I really think the 495 is off the table because there are too many homes that would need to be demolished. There are far fewer obstacles on the 270, so if you play politics, you can get the widening that would be very helpful.
It is true that the right-of-way is constrained across most of Montgomery County (originally I-495 in Maryland was six lanes from the Potomac River to the Potomac River (some early sections, including between MD-193 (Exit 29) and MD-97 (Exit 31) were opened as four lanes but widened to six by the time that the entire road was opened in 1964).

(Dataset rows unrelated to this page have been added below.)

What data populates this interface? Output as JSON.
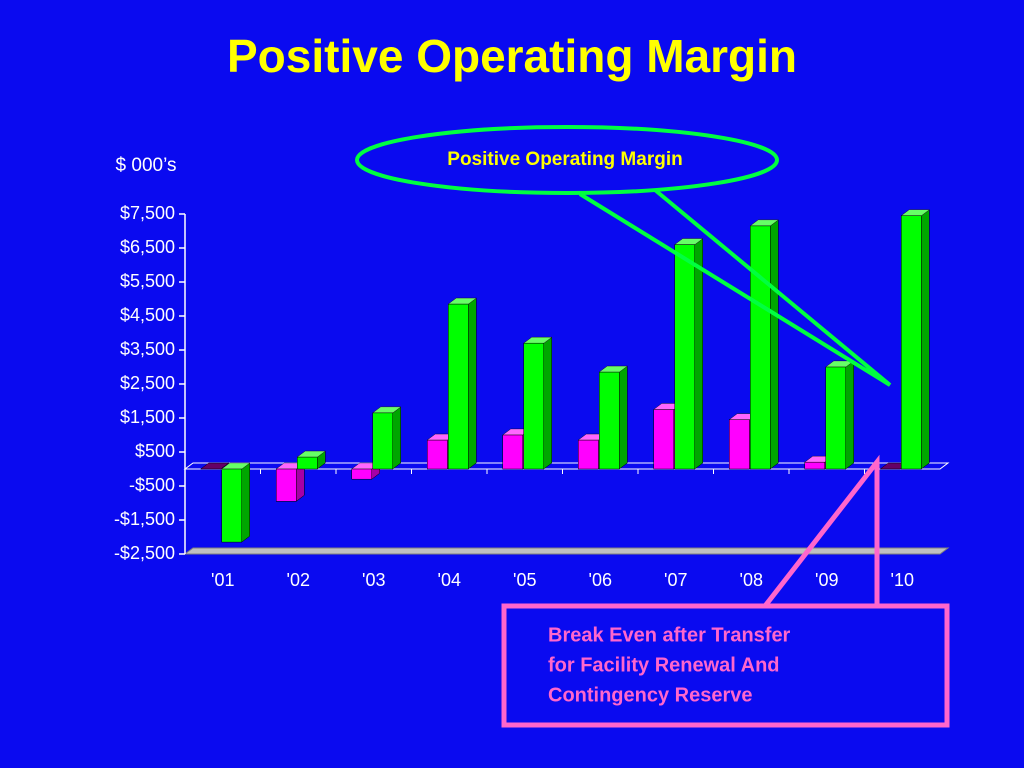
{
  "chart_data": {
    "type": "bar",
    "title": "Positive Operating Margin",
    "y_axis_label": "$ 000’s",
    "categories": [
      "'01",
      "'02",
      "'03",
      "'04",
      "'05",
      "'06",
      "'07",
      "'08",
      "'09",
      "'10"
    ],
    "series": [
      {
        "color": "#ff00ff",
        "values": [
          0,
          -950,
          -300,
          850,
          1000,
          850,
          1750,
          1450,
          200,
          0
        ]
      },
      {
        "color": "#00ff00",
        "values": [
          -2150,
          350,
          1650,
          4850,
          3700,
          2850,
          6600,
          7150,
          3000,
          7450
        ]
      }
    ],
    "ylim": [
      -2500,
      7500
    ],
    "yticks": [
      {
        "value": 7500,
        "label": "$7,500"
      },
      {
        "value": 6500,
        "label": "$6,500"
      },
      {
        "value": 5500,
        "label": "$5,500"
      },
      {
        "value": 4500,
        "label": "$4,500"
      },
      {
        "value": 3500,
        "label": "$3,500"
      },
      {
        "value": 2500,
        "label": "$2,500"
      },
      {
        "value": 1500,
        "label": "$1,500"
      },
      {
        "value": 500,
        "label": "$500"
      },
      {
        "value": -500,
        "label": "-$500"
      },
      {
        "value": -1500,
        "label": "-$1,500"
      },
      {
        "value": -2500,
        "label": "-$2,500"
      }
    ],
    "grid": false,
    "annotations": [
      {
        "text": "Positive Operating Margin"
      },
      {
        "lines": [
          "Break Even after Transfer",
          "for Facility Renewal And",
          "Contingency Reserve"
        ]
      }
    ]
  }
}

But as I think I have mentioned here before - the parkland along the way and not the homes was and is the bigger impediment to widening. Between MD-650 (Exit 28) and I-270 (Exit 35), the I-495 corridor crosses several parks that belong to the bicounty Maryland-National Capital Park and Planning Commission (anyplace else these would be county parks). They are: Northwest Branch stream valley (crossed by a high and massive steel arch that is not visible to I-495 drivers); Sligo Creek stream valley (crossed by a modest concrete culvert where the freeway crosses the stream valley on a large filled-in dirt embankment) and Rock Creek stream valley (crossed near the Mormon Temple over the creek and adjacent Stoneybrook Drive). From Stoneybrook Drive almost to MD-355 (Exit 34), I-495 runs hard by the bed of the creek. In addition to having the same ownership, all of these parks have something else in common - the purchase of the lands were financed in whole or in part by the federal Capper-Cramton Act (originally passed 1930 and amended later). The significance of Capper-Cramton cannot be understated - long before the USDOT Act was passed in 1966 (with its Section 4(f) that limited taking of parkland for federally-financed transportation projects), lands purchased under Capper-Cramton had protection in federal law against conversion to non-park uses.

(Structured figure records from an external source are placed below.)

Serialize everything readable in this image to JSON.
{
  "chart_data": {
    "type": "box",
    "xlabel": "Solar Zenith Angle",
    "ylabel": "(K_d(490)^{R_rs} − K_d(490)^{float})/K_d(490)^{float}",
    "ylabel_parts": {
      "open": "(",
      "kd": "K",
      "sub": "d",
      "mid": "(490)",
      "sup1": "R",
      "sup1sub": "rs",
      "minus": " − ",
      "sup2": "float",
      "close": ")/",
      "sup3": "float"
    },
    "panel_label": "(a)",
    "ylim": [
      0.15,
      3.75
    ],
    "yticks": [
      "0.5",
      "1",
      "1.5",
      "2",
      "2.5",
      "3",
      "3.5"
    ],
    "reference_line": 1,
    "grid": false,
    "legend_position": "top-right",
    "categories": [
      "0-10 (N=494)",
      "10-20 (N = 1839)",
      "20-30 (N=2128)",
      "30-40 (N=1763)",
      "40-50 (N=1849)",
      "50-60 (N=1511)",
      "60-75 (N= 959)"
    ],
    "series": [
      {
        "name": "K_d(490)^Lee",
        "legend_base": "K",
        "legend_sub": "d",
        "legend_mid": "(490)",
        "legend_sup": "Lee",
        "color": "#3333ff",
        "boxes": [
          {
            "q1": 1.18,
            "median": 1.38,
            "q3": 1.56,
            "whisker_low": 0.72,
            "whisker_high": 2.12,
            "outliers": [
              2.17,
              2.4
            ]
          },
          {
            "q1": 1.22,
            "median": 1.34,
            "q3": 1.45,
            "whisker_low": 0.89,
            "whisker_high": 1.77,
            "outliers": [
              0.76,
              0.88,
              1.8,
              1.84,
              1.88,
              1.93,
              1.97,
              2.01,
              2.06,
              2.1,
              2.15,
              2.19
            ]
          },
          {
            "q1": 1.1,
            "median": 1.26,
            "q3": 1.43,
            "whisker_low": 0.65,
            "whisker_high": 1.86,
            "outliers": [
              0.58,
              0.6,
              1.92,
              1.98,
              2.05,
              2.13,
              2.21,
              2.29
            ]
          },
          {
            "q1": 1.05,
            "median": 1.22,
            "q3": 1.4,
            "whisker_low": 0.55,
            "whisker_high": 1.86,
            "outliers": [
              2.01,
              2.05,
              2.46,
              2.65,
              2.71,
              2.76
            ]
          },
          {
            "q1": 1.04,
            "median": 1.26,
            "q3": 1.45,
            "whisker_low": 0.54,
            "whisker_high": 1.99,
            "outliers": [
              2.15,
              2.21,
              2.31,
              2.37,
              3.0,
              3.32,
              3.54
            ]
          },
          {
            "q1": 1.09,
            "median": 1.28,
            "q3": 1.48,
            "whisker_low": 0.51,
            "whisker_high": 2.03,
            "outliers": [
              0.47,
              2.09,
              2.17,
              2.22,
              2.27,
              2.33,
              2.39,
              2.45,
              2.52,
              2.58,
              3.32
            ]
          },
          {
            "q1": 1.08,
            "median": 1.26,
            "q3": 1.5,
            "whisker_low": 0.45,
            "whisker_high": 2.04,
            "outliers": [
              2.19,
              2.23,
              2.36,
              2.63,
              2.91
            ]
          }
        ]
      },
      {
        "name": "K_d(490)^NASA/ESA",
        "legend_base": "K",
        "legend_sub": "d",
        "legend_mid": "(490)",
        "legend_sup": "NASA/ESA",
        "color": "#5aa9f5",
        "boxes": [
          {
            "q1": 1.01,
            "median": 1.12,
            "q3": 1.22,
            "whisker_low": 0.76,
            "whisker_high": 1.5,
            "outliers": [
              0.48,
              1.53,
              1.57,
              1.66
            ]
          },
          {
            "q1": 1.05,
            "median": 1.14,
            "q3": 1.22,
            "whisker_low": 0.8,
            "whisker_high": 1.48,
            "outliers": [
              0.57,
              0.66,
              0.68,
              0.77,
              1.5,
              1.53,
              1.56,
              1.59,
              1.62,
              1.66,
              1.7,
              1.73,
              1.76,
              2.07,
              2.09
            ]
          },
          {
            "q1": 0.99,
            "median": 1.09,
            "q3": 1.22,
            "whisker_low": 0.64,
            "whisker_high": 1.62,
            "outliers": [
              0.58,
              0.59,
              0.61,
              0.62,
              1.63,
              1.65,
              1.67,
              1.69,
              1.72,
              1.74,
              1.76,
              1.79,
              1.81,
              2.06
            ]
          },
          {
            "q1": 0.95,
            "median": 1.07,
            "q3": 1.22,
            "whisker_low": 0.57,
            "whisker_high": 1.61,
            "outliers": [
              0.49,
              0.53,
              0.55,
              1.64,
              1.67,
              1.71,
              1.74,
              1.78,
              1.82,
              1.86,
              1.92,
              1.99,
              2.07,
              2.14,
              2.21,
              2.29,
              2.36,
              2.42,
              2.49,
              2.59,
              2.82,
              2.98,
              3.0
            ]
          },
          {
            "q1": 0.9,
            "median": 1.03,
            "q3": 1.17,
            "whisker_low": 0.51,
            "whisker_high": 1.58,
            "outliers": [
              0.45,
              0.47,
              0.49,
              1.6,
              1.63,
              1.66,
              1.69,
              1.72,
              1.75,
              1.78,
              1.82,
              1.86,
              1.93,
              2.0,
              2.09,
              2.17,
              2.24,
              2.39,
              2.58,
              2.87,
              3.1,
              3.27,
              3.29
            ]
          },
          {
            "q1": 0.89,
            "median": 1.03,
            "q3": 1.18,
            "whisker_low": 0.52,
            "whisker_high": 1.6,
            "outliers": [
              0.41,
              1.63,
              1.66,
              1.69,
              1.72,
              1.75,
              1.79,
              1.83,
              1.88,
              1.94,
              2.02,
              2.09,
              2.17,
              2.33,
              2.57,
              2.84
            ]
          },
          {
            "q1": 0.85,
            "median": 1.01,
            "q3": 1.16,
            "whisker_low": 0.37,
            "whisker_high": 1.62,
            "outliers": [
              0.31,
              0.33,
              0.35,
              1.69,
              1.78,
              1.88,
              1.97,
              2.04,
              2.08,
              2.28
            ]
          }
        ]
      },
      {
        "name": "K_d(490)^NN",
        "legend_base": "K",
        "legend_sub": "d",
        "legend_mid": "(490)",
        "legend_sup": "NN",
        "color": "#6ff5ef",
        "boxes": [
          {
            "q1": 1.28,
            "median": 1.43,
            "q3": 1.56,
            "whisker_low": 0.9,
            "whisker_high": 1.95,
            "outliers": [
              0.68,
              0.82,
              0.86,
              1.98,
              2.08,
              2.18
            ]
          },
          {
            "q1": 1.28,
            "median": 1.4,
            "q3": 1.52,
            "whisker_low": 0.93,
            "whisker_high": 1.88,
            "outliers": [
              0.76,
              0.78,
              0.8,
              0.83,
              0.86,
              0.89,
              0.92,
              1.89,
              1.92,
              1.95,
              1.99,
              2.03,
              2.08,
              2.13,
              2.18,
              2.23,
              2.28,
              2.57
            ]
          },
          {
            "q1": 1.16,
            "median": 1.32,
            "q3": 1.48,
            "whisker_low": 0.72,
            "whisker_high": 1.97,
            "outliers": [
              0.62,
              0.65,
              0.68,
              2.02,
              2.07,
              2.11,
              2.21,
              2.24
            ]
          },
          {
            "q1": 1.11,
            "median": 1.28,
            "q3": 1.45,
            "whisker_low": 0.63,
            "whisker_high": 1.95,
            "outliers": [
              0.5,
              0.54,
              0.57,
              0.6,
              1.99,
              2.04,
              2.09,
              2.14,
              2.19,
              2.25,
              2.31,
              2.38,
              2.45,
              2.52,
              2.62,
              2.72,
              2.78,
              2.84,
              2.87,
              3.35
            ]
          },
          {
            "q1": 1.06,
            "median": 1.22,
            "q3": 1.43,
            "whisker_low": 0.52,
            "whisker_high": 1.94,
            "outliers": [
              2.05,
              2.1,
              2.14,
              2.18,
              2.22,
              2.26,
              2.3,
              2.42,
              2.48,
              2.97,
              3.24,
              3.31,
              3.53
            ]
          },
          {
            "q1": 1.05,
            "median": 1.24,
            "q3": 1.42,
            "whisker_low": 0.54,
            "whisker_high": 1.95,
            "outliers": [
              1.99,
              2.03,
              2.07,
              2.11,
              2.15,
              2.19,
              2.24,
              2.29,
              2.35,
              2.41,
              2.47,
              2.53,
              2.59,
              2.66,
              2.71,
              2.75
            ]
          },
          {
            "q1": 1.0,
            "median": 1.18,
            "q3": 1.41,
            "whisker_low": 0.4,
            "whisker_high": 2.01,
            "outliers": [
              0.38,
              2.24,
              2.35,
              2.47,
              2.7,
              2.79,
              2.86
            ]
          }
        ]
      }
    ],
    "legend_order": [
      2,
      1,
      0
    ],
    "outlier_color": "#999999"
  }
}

in the late 1950's, the Maryland State Roads Commission was able to take enough parkland to build the six-lane I-495 but not really more, and even when I-495 was widened to 8 lanes (between I-295 near the Wilson Bridge and MD-97 in the early 1970's and not for many more years between MD-97 and the American Legion Bridge in the late 1980's and early 1990's), the state was not able to take much additional right-of-way from the Capper-Cramton parks. I suspect that if MDOT today were to try and take enough land for four at-grade managed lanes, it would be challenged in court, and the state would lose - because of Capper-Cramton and Section 4(f).
So if there were to be managed lanes in the "top" part of I-495, they would presumably need to go up to an elevated structure (perhaps similar to I-110 (Harbor Freeway) in Los Angeles County, California) or down to some sort of bored tunnel.